RELATO, LITERÁRIO E ANTILITERÁRIO NAS ESCRITAS ÍNTIMAS DE CAROLINA MARIA DE JESUS E DE ANA CRISTINA CESAR

Priscila Pesce Lopes de OLIVEIRA, Mônica GAMA

Resumo


RESUMO

O presente artigo discute a escritura e sua relação com o real a partir da notação sobre o cotidiano em Carolina Maria de Jesus e Ana Cristina Cesar. As relações entre a escrita diarística e a literária travadas nos textos das autoras são tomadas como ponto de partida, considerando as diferenças entre suas condições e projetos de escrita. Propõe, em seguida, que Carolina interpela pela linguagem os marcadores sociais que, se a constituem, a partir desse gesto autoral não mais a definem ou confinam; assim, a notação do real e a vontade do literário configuram a trama de um lugar de fala calcado num irresolúvel que é uma das marcas da literatura. Tece reflexão acerca das relações entre o diário, o relato e o literário na poética de Ana C., em que os elementos da fórmula diarística são deslocados de modo que o gênero textual seja reconhecível, porém não funcional, obrando igualmente a indecidibilidade. Procura demonstrar que o cotidiano inscreve, nos textos das duas autoras, elementos para que ali passem a participar da dinâmica propriamente escritural: a desestabilização. Esta atinge o eu, fraturado em Ana C. pelo desmonte da intimidade efetuado por procedimentos que jogam o biográfico simultaneamente como oferta e recusa e em Carolina pelo entrecruzar de vetores identitários que ela maneja em autoria de si própria. Atinge também o hiato entre escritos referenciais e artísticos com o qual se preocupam, de modos distintos, Barthes e Blanchot, apostando nesse intervalo como transitável pelo lirismo.
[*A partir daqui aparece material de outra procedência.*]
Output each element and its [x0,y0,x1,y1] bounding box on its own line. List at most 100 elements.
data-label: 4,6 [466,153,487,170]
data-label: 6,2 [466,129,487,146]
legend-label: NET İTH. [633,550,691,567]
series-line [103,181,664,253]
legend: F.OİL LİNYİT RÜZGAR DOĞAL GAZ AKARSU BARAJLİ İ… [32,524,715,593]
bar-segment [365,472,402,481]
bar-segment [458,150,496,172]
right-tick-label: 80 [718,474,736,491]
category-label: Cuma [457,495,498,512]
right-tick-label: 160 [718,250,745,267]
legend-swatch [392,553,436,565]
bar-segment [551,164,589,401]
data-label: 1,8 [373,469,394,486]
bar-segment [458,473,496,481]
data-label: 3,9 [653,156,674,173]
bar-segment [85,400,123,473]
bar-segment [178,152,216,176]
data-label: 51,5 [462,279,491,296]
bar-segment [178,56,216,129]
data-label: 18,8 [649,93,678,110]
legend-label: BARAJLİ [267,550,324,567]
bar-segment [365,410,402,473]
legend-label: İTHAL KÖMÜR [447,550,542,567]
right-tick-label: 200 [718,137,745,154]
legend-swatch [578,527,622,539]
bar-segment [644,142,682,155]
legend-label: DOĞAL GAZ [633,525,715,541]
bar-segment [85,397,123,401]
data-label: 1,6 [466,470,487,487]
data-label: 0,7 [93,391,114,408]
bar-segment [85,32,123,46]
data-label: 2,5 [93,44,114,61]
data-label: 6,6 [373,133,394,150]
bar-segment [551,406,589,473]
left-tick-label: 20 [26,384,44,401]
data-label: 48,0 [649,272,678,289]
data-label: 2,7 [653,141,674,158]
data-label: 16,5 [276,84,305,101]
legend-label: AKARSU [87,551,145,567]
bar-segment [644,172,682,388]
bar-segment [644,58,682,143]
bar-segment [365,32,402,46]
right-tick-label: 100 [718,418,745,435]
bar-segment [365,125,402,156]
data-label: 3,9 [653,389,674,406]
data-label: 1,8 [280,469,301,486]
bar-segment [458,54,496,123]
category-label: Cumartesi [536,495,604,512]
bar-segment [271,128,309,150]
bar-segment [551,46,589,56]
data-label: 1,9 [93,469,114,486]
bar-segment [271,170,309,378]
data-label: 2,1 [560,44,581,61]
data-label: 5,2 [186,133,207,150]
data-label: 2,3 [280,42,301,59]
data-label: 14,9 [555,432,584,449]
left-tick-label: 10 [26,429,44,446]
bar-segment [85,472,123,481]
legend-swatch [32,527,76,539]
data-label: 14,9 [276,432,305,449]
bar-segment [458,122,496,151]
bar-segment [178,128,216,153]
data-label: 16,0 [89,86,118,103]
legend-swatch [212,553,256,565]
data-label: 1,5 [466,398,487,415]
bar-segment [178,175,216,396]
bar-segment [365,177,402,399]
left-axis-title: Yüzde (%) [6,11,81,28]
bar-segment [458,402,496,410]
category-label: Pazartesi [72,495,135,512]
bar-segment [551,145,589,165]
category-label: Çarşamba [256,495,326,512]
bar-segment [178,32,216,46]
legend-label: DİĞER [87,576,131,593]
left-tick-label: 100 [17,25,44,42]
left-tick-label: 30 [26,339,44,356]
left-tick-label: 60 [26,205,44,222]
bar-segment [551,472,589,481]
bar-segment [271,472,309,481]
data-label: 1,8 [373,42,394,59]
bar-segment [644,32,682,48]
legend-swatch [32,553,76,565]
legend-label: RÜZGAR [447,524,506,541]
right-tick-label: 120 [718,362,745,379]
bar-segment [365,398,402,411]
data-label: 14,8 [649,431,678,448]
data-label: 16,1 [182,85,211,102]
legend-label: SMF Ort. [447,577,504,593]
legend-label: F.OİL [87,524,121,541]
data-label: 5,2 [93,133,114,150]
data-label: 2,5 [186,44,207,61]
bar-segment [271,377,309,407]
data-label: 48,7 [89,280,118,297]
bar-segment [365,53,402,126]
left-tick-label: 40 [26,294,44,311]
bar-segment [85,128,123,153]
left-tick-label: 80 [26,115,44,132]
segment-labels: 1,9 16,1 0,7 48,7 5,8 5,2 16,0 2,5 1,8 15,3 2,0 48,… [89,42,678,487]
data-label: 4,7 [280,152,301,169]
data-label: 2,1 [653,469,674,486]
 Palavras-chave: Diário. Carolina Maria de Jesus. Ana Cristina Cesar. Cotidiano. Lirismo.

ABSTRACT

This paper discusses the relationship between writing and reality in everyday notation by Carolina Maria de Jesus and Ana Cristina Cesar. We begin with an investigation of the relationship each author weaves between the journal and literary writing and the differences between Jesus’ and Cesar’s writing conditions and their writing projects. We propose that Carolina’s use of language interpellates the social markers that undoubtedly constitute her but, with her authorial gesture, no longer define or confine her; therefore, notation of the real and craving for the literary configure for her a speaking position grounded on unresolvability, which is one of literature’s hallmarks. Undecidability is also at work in the relationships between the journal, the account and the literary that take place in Ana C.’s poetry, where the journal’s elements are displaced so that the genre is recognizable but not functional. We seek to demonstrate that the elements inscribed by everydayness in the texts of both authors assume the scriptural dynamics of destabilization. There is destabilization of the I, fractured in Ana C.’s poetry by a wrecking of intimacy obtained with procedures that place biography simultaneously as offer and refusal, and there is destabilization in Carolina’s writing by the interlacing of identity vectors that she wields in authorship of herself. This destabilization also reaches the hiatus between referential and artistic writing that worries Barthes and Blanchot, a gap that we believe can be negotiated via lyricism.

 Keywords: Journal. Carolina Maria de Jesus. Ana Cristina Cesar. Everydayness. Lyricism.